Desde hace algunos años las camisetas del futbol argentino vienen sufriendo una mutación marketinera muy importante, se compite por vender, pero también el desafío es lograr la aceptación del modelo más osado, aunque esté muy distanciado del color histórico o tradicional del club. Es difícil ser preciso, pero quizás uno de los primeros modelos trasgresores fue el de aquella camiseta negra y amarilla de San Lorenzo que no tuvo aceptación.
De chiquitos nos enseñaron que a los nenes y a las nenas se los diferencia claramente por dos colores, celeste y rosa. Con esa premisa (?), vamos por la vida y de vez en cuando nos golpeamos. Cerrando el año, Boca Juniors salió del closet a jugar en La Bombonera, frente a Gimnasia, con una casaca rosa que desató la polémica machista del hincha argentino. Está claro que el rosa carece de aceptación porque se lo asocia con una cuestión femenina. Una profunda puñalada en el pecho para el común del hincha que se pregunta: ¿Habiendo tantos colores, no podrían haber elegido otro?
En el boxeo practicado por hombres, como también en otros deportes, el rosa también existe. La diferencia radica en que los boxeadores, como los tenistas, se representan a sí mismos y en todo caso el color es una elección de vida. Uno de los casos más recordados es el de Floyd Mayweather cuando le arrebató el cinturón welter del consejo mundial a nuestro Carlos Tata Baldomir. Esa noche Floyd fue llevado desde el camarín hacia el ring disfrazado de guerrero romano y boxeó con guantes rosas y pantalón al tono. Ganó la pelea ampliamente en las tarjetas como es su costumbre, se consagró como nuevo campeón y luego del combate donó los guantes para que fuesen subastados a favor de la investigación del cáncer de mama. Mayweather, que es un indiscutido y tiene la espalda y el marketing suficiente para ponerse lo que sea y del color que sea, encima te faja.
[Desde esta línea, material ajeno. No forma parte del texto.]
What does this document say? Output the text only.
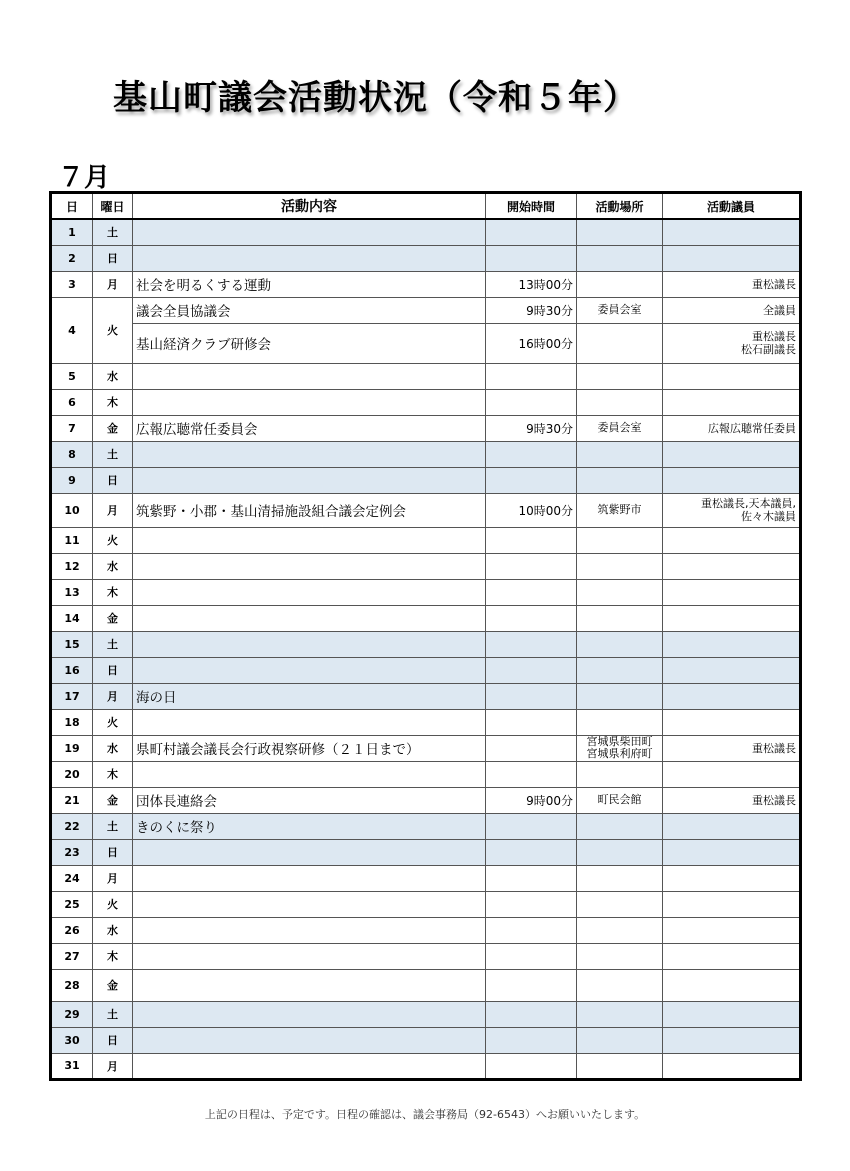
基山町議会活動状況（令和５年）
７月
日	曜日	活動内容	開始時間	活動場所	活動議員
1	土				
2	日				
3	月	社会を明るくする運動	13時00分		重松議長
4	火	議会全員協議会	9時30分	委員会室	全議員
		基山経済クラブ研修会	16時00分		重松議長
松石副議長
5	水				
6	木				
7	金	広報広聴常任委員会	9時30分	委員会室	広報広聴常任委員
8	土				
9	日				
10	月	筑紫野・小郡・基山清掃施設組合議会定例会	10時00分	筑紫野市	重松議長,天本議員,
佐々木議員
11	火				
12	水				
13	木				
14	金				
15	土				
16	日				
17	月	海の日			
18	火				
19	水	県町村議会議長会行政視察研修（２１日まで）		宮城県柴田町
宮城県利府町	重松議長
20	木				
21	金	団体長連絡会	9時00分	町民会館	重松議長
22	土	きのくに祭り			
23	日				
24	月				
25	火				
26	水				
27	木				
28	金				
29	土				
30	日				
31	月				
上記の日程は、予定です。日程の確認は、議会事務局（92-6543）へお願いいたします。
Otra pelea rosada los tiene de protagonistas a Adrien Broner y Antonio De Marco a fines de 2012. Broner, un imitador de bajo presupuesto de Floyd, no sólo lució guantes rosas sino que además se vistió con pantalones y bata del mismo color para estar en composé. La pelea tuvo lugar en New Jersey por el mundial ligero del consejo en poder de De Marco que también utilizó guantes rosados. Broner le arrebató el título al campeón que no solo perdió, sino que además fue derrotado por un hombre completamente vestido de rosa.
En Argentina no tenemos antecedentes similares en el boxeo rentado masculino. Aquí los colores son más tradicionales y dudo que algún osado vaya a vestirse de rosa para desafiar al crédito local en un tinglado devenido a estadio de box en José C. Paz, Merlo o Berazategui. Lo más cercano es la presencia entre cuerdas del prestigioso árbitro cordobés Brigido Rosa Vaca o la del ya retirado dominicano/riojano (?) José Joaquín Rosa Gómez, alias El evangélico, un boxeador con más de 80 peleas que llegó al país en 1996 y se radicó en La Rioja peleando por más de quince años y logrando buenos resultados a nivel local. Rosa Gómez es vencedor del ex campeón mundial Raúl Pepe Balbi y siempre fue un rival complicado para cualquiera. Su hijo Sansón Rosa Gómez está empezando a dar los primeros pasos en el novel deporte de los puños, veremos en qué termina.
Desde este humilde post rogamos que el equipo xeneize vuelva rápidamente a los colores tradicionales por los cuales es conocido mundialmente y por los cuales estoy escribiendo estas líneas. Ya bastante confusión le trajo al lateral Celeste vestirse de rosa. Y en el boxeo, creo que sería conveniente dejar ese color para las chicas, de hecho Yésica Boop lo suele utilizar en las ceremonias de pesajes previas, como lo hizo antes de su última pelea de este año ante Ana Fernández. ¿Qué opinan?